I feel good! Very glad and grateful to be sober and clean.
The weather clearing up here. It’s looking to be a lovely week to be sober!!
Have a great monday guys!
Day 739 AF
Ploughing through day 2 of no cigs.
Well yesterday was a walk in the park. Began questioning why on earth I had even been putting off quitting. Ah hahahahahaha. Yeah. Last night sucked. Multiple shit dreams. Constantly waking up. And today, well. It was meant to be a fairly stress free day but then everything happened at once, kids - sick, tired and impossible to please, fighting, meltdowns, dr who won’t listen to me re my daughter… by dinnertime I was close to exploding. We all sit for dinner and 2 of 4 kids look at the meal and decide it’s disgusting and carry on refusing to touch it (it’s a meal they’ve had a dozen times before and devoured it ). So showing the most incredible restraint I think I’ve ever had, I took a deep breath and counted to 5. I then calmly stood up and announced that the eldest 2 are in charge and I will be back. Locked myself in the bathroom and screamed in a pillow and cried my heart out.

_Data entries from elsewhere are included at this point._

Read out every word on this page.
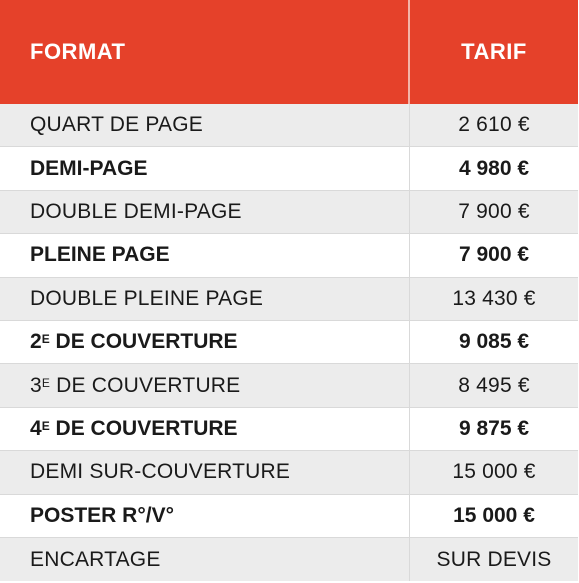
FORMAT	TARIF
QUART DE PAGE	2 610 €
DEMI-PAGE	4 980 €
DOUBLE DEMI-PAGE	7 900 €
PLEINE PAGE	7 900 €
DOUBLE PLEINE PAGE	13 430 €
$2^E$ DE COUVERTURE	9 085 €
$3^E$ DE COUVERTURE	8 495 €
$4^E$ DE COUVERTURE	9 875 €
DEMI SUR-COUVERTURE	15 000 €
POSTER R°/V°	15 000 €
ENCARTAGE	SUR DEVIS
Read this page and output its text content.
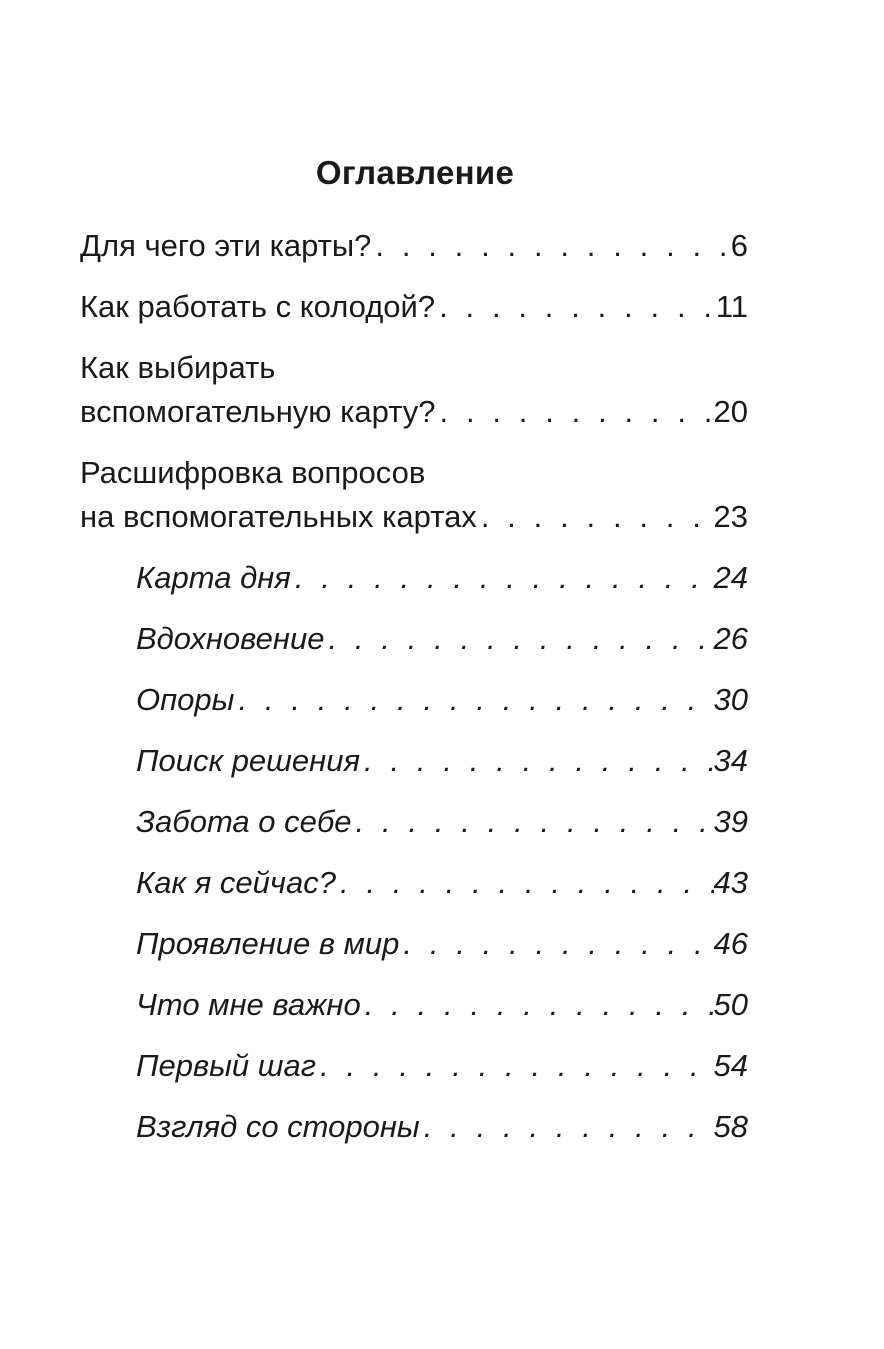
Оглавление
Для чего эти карты? . . .	6
Как работать с колодой? . . .	11
Как выбирать
вспомогательную карту? . . .	20
Расшифровка вопросов
на вспомогательных картах . . .	23
Карта дня . . .	24
Вдохновение . . .	26
Опоры . . .	30
Поиск решения . . .	34
Забота о себе . . .	39
Как я сейчас? . . .	43
Проявление в мир . . .	46
Что мне важно . . .	50
Первый шаг . . .	54
Взгляд со стороны . . .	58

I’m now just very quiet holding it together until the youngest 2 are in bed. Then I’m going to devour a whole block of chocolate with a cup of tea in absolute peace and quiet and not feel even 1% guilty for not sharing.
Tomorrow is another day.
- Coffee. I’ve got the day off and stuff to do. Like enjoying the beautiful weather but also do some house chores. And meet some neighbours to file a formal complaint together against the extension of the outdoor area to the restaurant on my little square which will make for a lot more noise. Time to move. Very grateful I’m sober and clean. One day at a time. Love from Luna and me.
@Misokatsu, @CATMANCAM and @icebear Huge congrats on 300!
@Lisa07 friend.
@Becsta Enjoy your chocolate and you time B. You sure earned it today.
Checking in, day 214 no alcohol, day 12 no cigarettes. Finally I got my first vaccination today. I have been feeling very unhealthy lately, lost a lot of weight and was so weak, that I could hardly walk a few blocks. I’m still not feeling well, but I start to have a bit more energy. I started to take vitamins and some coffein pills. I really don’t like summer, and am grateful actually that it’s June already and autumn is coming. Nothing else to report, it’s like the calm before the storm - or maybe after.
I hope everybody’s doing fine!
Made it through the first 7 days and I feel great. We put up a pool and had a blast with my family. If I was taking pills, yesterday would have went so differently. I would have been Short and quick tempered. I would have probably gotten drunk too and then would have felt shitty and dehydrated from the hot weather and sun. It was such a fun day and I thank sobriety for that. Have a wonderful Monday everyone.
Good morning everyone heading into day 6 with no sleep. Super nervous for a tattoo I have today. I stayed up and finished this on my arm
and then I just sat there and studdied this I just wanna make sure it’s perfect. Would anyone be against me starting a tattoo thread of my work, it would be nice to get oppions and feed backI’d be interested in that Mike
- Exhausting weekend at work. Have today and tomorrow off. Time for chores, car washing…not great fun, but that is an adult life.
Before sobriety, I probably would already have my first beer in me “because work sucked”. That is no way to live. By biggest issue today will not to bug the piss out of Ms. Monkey as she works
First check in for a while but still here and still sober have a great day everyone
Checking in sooo tired its a day of sleeping!
Hey Des welcome back great to hear you’re still doing awesome!
@anon53116147 I’d love to follow the tattoo thread if you start one, that’d be cool to see your ideas and work!